In this engaging Triggernometry interview, Lord Toby Young, founder of the Free Speech Union, discusses the UK’s Online Safety Act and its implications for free speech.

He traces the Act’s origins to a moral panic over children’s exposure to harmful online content like self-harm sites and pornography, initially introduced under Theresa May’s government and expanded under Boris Johnson

Young criticizes it as overly broad, leading to excessive content removal by platforms fearing massive fines or jail time for executives. He highlights how it has resulted in age-gating innocuous material, such as speeches on grooming gangs or historical blog posts, under the guise of child protection, while failing to include robust free speech safeguards.

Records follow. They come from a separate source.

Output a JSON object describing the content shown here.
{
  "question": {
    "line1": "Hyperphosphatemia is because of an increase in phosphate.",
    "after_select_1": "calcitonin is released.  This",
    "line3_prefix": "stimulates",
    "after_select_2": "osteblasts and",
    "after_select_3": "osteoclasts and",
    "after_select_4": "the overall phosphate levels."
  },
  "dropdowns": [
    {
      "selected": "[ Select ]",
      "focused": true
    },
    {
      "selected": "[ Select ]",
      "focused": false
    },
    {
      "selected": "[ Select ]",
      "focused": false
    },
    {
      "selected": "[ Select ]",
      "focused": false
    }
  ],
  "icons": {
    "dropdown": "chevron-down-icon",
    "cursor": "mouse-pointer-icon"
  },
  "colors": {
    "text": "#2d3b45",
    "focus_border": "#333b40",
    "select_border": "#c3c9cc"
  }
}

Young argues this creates a chilling effect, with companies over-censoring to comply, and expresses concern that the Labour government, under figures like Peter Kyle, will strengthen it further rather than repeal it.

Young warns of broader threats to free expression, including over 30 daily arrests for speech offenses and a quarter-million non-crime hate incidents recorded in recent years, often for online posts challenging government narratives on immigration or gender issues.

He discusses risks to anonymity and encrypted apps like WhatsApp, potential blasphemy law revivals via anti-Islamophobia measures, and new employment laws that could ban “banter” in workplaces to prevent perceived harassment.

Emphasizing the Free Speech Union’s role in defending cases—primarily gender-critical women—he notes a surge in membership since Labour’s election, underscoring growing public unease.

Overall, Young portrays the UK as sliding toward authoritarian censorship, prioritizing “safety” over liberty and stifling open debate.